Often young people, mostly looking bored, mostly wearing black, checking that I am not about to spray paint or throw tomatoes on a work.
Except for my sandals squeaking a little on the parquet, the silence is deafening.
How do they spend a whole day like this?
I am on my way to the Musée de la Romanité, which I assume will be all about the Roman history of Nîmes. I am to be proven very wrong.
En route I pass the Pradier Fountain, only a few hundred years old. Carved in white marble in 1845 by James Pradier, it represents Nîmes itself, which came into being because of its water, with the four figures below standing for the four main water sources of Nîmes.
I am most interested in the lady atop. It is said that the sculptor’s mistress posed for this, but whoever she was, that is one sassy lady. Just look at her pose, unsmiling, hand on hip, with such upstanding breasts that they must surely have had help.
Her draperies are exquisitely rendered, and maybe the ‘so what’ stance is to counter the odd head-dress he has given her, a mini Maison Carrée, the town’s famous Roman temple.
The Museum was eye-opening. Impressively Roman, as above… yes.
But I had no idea that so much history could be seen from the Pre-Roman era (800-100BC), when Gaulish people settled and thrived around the original spring, sacred to the god Nemoz, which became Nemausus under the Romans… and eventually gave the name of the Nîmes.
While the Roman era (27 BC – 400 AD) had the most appealing relics, this recreated hut from earlier times caught my eye with its ingenious door hinge, top and bottom dependent on nature for shape and strength.
I found myself wondering what the heck we had achieved …apart from wrecking our one world … when maybe 2000 years ago the Romans were making such fine metal items as safety pins!

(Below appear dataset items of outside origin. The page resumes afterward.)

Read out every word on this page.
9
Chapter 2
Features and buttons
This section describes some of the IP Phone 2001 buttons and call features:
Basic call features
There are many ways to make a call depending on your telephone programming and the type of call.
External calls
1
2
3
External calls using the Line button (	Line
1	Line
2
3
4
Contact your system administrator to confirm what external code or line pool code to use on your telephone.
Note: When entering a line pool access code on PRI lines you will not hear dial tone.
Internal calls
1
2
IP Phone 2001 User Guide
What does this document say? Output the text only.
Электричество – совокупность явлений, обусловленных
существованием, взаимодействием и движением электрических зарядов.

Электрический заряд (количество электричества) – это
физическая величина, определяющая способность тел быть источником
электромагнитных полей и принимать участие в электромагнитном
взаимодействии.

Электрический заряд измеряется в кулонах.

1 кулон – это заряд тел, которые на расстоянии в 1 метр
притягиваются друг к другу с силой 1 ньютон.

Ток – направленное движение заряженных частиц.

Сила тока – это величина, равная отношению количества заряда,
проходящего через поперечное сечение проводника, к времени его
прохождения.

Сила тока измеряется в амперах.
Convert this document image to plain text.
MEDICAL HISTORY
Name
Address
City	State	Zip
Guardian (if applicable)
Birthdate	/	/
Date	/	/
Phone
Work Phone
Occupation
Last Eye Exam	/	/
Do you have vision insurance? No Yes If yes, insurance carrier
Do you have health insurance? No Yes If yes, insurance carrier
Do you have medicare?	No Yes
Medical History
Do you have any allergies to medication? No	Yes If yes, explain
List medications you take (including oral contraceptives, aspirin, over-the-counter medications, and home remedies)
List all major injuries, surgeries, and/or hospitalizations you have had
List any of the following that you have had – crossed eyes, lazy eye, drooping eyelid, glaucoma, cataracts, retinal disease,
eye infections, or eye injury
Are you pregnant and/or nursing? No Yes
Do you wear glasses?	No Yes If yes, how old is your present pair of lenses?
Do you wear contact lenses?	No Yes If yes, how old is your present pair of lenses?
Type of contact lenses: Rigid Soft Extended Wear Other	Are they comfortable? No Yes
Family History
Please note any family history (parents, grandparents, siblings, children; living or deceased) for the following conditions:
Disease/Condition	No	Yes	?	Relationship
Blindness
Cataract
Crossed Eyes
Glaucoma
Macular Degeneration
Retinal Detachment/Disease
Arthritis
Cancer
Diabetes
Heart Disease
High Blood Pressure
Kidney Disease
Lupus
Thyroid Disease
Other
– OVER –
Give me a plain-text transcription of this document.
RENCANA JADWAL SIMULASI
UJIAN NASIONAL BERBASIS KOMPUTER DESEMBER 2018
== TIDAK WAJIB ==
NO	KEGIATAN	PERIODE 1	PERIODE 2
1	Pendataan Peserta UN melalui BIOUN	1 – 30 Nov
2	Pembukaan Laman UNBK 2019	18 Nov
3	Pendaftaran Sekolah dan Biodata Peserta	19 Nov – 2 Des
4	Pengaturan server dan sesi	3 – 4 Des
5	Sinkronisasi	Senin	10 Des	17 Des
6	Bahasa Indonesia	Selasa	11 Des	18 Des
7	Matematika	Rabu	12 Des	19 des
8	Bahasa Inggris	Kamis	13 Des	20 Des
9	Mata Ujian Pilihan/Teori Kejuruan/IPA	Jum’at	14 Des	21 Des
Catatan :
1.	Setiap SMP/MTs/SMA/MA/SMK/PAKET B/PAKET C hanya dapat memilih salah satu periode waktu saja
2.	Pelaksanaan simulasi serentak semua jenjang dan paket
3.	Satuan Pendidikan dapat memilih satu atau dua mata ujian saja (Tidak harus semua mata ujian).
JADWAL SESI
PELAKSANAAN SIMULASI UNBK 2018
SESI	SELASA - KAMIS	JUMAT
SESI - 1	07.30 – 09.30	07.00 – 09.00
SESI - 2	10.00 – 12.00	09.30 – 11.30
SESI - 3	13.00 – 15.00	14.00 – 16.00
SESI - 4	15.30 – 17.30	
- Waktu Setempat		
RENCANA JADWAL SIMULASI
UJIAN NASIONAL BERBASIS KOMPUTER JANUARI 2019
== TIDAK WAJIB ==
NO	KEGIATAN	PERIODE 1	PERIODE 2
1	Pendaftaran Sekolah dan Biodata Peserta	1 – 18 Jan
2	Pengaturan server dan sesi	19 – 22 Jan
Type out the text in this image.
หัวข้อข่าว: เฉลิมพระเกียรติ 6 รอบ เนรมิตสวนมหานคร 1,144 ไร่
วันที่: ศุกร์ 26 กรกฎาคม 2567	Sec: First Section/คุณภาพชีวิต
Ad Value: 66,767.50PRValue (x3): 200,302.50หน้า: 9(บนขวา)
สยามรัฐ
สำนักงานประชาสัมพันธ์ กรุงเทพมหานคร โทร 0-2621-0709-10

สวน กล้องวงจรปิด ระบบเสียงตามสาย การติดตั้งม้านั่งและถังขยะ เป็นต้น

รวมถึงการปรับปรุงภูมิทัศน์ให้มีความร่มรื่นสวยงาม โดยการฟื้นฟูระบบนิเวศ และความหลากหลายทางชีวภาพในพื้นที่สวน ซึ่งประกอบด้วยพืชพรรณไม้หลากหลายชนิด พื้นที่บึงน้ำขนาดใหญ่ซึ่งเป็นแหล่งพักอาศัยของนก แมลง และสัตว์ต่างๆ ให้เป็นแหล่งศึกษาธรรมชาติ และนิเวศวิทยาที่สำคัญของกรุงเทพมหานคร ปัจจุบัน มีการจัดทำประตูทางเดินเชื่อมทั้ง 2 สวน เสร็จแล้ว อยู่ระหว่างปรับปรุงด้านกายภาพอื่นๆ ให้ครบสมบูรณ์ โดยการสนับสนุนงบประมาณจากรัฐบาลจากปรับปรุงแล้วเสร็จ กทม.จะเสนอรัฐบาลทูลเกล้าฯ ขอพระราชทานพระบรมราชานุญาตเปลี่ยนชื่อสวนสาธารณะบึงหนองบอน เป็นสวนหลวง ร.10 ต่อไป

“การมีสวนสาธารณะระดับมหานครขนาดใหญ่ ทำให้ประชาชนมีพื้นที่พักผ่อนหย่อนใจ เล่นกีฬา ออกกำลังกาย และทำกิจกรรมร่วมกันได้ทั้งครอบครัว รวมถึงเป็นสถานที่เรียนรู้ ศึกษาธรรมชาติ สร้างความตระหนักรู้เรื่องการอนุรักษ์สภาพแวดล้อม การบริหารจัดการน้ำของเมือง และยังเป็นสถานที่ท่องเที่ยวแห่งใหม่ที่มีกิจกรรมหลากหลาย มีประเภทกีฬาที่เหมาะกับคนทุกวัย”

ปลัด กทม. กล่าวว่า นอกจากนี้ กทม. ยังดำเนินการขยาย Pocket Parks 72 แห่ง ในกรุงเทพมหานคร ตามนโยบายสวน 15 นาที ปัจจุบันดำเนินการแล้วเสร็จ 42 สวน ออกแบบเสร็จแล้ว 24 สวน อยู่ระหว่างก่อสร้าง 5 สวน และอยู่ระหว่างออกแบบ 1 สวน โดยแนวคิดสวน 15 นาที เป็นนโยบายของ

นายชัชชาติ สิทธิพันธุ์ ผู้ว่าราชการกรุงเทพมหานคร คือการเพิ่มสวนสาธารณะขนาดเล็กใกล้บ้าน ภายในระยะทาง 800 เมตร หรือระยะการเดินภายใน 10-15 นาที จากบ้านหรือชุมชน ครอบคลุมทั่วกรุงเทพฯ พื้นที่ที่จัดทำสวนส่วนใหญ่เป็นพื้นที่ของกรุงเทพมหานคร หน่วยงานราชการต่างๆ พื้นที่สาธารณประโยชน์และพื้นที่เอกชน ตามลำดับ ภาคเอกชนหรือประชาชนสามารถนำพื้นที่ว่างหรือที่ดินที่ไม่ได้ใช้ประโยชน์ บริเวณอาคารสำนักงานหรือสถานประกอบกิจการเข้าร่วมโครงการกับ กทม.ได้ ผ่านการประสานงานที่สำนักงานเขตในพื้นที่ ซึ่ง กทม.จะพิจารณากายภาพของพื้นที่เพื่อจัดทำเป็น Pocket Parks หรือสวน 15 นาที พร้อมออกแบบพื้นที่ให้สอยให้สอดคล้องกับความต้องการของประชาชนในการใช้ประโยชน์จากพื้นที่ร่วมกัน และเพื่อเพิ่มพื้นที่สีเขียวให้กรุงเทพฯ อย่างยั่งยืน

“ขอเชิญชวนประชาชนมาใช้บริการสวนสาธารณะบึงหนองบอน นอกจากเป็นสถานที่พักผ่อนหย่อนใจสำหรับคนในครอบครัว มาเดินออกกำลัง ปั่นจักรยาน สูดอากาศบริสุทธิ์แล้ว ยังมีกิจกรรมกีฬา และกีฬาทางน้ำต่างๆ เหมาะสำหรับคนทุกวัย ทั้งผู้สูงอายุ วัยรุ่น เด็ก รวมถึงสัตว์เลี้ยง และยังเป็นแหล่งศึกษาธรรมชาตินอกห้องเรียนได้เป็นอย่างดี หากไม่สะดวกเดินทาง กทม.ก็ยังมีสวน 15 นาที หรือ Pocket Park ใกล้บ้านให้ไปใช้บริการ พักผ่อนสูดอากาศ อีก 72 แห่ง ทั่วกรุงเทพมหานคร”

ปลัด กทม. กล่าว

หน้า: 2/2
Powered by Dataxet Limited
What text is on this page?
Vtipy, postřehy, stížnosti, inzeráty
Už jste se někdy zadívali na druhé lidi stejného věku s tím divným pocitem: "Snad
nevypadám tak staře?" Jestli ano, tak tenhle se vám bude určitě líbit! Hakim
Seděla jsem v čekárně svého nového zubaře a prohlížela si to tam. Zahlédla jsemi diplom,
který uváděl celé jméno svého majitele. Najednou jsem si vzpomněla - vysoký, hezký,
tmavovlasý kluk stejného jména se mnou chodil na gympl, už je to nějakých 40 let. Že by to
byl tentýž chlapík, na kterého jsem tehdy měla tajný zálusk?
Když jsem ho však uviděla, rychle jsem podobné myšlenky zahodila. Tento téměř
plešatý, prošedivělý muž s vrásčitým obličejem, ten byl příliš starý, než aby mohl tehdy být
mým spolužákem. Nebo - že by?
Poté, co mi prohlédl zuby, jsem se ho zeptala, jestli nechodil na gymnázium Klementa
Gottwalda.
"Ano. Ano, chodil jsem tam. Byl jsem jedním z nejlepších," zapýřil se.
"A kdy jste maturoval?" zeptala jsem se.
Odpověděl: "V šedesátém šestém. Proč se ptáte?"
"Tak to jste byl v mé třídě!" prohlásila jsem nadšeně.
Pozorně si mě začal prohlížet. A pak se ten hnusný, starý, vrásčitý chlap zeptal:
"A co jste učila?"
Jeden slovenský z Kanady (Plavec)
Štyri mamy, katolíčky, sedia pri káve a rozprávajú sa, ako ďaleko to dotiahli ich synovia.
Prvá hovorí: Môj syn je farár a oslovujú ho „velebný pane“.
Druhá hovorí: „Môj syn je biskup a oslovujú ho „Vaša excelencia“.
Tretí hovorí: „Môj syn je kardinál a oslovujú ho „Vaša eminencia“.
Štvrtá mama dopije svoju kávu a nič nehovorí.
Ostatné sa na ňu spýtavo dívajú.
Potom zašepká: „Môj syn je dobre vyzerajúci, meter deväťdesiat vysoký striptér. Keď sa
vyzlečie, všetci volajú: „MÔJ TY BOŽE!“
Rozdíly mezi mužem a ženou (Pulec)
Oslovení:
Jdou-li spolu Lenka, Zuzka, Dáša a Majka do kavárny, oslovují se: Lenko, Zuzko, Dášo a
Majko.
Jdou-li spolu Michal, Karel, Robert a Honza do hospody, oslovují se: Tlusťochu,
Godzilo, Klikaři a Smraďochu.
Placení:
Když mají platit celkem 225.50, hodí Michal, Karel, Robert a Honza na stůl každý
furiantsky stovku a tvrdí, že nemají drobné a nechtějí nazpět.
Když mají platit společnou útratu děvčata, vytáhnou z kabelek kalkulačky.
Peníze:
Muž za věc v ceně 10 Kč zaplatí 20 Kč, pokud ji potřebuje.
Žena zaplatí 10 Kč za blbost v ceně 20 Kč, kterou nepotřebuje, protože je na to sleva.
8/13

Yes, the glassware, the sculpture, the buildings, the infrastructures, were all admirable and incredibly lasting, despite the ‘progress’ of the centuries, but somehow those safety pins remain my symbol of ‘the French Rome’.
After the Romans came the Medieval era of Nîmes (1000-1500), the relics of which … to me …seemed less cultured and creative than those which came before.
This very modern building includes a roof garden, where I am impressed by the Mediterranean plantings, looking natural and coping as nature meant.
It is a fascinating museum, which took me back before the Romans and made me see their visible heritage here more clearly in its place in history.